Yesterday I visited the reenactment of the Battle of Bunker Hill hosted by the American Heritage Museum in Hudson.

Today the whole thing happens again, and it’s supposed to be even warmer. Far warmer than the actual battle.

In The Weather Factor (1984), David Ludlum collected meteorological observations from 1775 and wrote:
As in the case of many other summertime battles fought long ago, the tradition gradually grew that it took place on “a very hot day.” A historian in 1788 declared the day of Bunker Hill was “exceeding hot.” Another, writing in 1833, told his readers, “The Battle of Bunker’s Hill, it will be recollected, was fought on one of the hottest days ever known in this country.”

To set the record straight, the engagement now known as the Battle of Bunker Hill was fought on the afternoon of June 17, 1775, under rather optimum conditions for a mid-June day—the ground was dry, the sky was clear, the temperature was warm but not excessively so, and the air was still relatively dry, though growing more humid hourly.

If the action had taken place a day or two later, conditions would have been much warmer, more humid, and the atmosphere more uncomfortable for the participants.
The first author Ludlum corrected was the Rev.

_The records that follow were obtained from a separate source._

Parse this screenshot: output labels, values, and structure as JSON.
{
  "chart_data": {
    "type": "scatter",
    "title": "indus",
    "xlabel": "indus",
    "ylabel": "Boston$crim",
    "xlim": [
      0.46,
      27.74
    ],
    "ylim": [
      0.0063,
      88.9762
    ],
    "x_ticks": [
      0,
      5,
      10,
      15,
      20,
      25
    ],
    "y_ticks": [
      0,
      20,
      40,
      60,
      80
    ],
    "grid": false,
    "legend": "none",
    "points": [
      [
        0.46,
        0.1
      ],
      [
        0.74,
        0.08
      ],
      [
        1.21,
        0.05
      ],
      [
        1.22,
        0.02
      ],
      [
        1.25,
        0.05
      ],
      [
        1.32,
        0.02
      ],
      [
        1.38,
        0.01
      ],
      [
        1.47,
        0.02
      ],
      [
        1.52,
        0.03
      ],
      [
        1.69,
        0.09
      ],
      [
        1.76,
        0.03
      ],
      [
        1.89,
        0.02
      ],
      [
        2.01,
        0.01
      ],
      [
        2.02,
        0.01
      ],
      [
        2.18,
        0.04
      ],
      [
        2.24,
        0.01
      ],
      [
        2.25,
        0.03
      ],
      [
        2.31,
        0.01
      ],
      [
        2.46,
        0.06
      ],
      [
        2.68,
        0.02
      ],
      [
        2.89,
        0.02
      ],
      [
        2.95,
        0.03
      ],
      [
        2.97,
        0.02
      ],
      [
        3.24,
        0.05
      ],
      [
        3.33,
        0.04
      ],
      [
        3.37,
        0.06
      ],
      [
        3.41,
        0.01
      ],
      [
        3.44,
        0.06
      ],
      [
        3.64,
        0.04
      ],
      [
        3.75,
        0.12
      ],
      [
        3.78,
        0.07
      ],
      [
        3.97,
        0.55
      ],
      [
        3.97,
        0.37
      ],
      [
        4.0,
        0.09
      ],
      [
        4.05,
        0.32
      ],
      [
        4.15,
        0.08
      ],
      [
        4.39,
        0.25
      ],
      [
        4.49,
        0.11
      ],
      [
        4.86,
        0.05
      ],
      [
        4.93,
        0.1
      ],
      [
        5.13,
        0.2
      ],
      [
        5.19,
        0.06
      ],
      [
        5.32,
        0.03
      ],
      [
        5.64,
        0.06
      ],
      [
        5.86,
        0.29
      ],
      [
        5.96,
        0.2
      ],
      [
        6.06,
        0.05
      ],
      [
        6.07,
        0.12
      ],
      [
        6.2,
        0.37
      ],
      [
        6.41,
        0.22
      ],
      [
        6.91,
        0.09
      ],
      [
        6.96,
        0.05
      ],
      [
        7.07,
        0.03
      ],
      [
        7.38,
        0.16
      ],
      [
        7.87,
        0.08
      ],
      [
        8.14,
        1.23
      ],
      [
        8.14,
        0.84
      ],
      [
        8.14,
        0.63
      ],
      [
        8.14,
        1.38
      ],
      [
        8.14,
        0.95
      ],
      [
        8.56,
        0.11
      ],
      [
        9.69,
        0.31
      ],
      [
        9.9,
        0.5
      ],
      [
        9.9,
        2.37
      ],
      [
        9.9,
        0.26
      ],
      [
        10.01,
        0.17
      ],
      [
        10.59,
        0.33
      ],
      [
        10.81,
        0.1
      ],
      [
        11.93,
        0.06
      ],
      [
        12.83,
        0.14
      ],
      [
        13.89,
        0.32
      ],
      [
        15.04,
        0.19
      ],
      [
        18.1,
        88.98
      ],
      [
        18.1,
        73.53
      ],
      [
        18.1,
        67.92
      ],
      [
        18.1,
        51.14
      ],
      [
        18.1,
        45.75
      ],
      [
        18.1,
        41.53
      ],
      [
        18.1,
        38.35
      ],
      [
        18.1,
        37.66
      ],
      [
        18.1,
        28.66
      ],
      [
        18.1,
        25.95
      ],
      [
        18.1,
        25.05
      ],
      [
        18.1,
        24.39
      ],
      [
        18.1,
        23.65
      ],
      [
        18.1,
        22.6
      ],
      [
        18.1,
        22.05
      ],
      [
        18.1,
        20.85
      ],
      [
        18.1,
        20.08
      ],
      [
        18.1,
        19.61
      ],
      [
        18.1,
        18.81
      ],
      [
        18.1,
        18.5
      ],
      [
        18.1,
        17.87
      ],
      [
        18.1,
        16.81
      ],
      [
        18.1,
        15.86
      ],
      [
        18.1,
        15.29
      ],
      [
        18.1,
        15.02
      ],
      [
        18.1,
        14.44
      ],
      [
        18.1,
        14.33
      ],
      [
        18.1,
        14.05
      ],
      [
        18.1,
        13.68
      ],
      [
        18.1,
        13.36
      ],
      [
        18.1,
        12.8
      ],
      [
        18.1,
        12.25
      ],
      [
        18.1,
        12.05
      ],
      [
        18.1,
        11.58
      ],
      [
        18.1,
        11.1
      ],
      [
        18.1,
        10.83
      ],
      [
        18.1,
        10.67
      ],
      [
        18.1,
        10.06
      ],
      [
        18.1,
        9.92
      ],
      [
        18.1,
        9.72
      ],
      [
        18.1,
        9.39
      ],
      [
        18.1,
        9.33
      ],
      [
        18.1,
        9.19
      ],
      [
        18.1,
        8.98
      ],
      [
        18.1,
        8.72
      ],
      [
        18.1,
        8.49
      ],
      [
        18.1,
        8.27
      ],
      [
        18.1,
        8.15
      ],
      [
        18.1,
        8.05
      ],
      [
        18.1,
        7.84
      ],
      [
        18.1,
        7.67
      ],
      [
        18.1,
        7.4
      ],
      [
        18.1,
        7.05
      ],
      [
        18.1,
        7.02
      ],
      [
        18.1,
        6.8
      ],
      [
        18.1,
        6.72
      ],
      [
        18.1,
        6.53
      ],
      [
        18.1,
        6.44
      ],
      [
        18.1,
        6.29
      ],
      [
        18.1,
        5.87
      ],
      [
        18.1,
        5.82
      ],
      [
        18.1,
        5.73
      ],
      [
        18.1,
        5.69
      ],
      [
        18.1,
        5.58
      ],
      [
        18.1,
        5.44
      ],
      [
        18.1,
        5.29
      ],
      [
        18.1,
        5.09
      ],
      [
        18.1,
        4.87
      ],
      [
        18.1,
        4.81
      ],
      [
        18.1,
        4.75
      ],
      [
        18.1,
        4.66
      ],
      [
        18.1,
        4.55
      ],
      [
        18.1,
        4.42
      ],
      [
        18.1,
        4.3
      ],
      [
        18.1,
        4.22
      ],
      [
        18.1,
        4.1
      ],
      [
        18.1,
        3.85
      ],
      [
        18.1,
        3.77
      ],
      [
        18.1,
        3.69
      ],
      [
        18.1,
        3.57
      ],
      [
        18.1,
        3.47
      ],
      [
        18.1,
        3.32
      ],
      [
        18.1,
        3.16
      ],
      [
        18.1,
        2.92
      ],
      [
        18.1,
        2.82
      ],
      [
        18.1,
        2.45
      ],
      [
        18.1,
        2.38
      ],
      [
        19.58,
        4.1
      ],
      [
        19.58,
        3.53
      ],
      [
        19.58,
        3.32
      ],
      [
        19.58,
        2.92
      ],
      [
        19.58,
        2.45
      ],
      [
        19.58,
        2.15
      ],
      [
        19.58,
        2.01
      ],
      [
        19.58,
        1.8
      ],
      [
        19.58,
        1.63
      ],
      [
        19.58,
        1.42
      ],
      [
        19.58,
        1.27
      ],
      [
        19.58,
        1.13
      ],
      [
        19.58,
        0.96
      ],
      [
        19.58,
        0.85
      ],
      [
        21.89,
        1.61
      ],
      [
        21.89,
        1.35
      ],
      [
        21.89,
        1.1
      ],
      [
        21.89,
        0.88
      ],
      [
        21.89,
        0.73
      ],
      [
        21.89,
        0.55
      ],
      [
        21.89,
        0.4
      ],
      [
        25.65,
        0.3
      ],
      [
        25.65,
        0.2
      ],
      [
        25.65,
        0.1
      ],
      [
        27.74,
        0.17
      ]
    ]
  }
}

William Gordon in his History of the Rise, Progress, and Establishment, of the Independence of the United States of America.

The second quotation came from Catherine R. Williams’s life of Stephen Olney of Rhode Island, paired with a similar life story in Biography of Revolutionary Heroes in 1839. Because the Rhode Island troops were then stationed on the southern wing of the siege lines, Olney was not actually involved in the battle.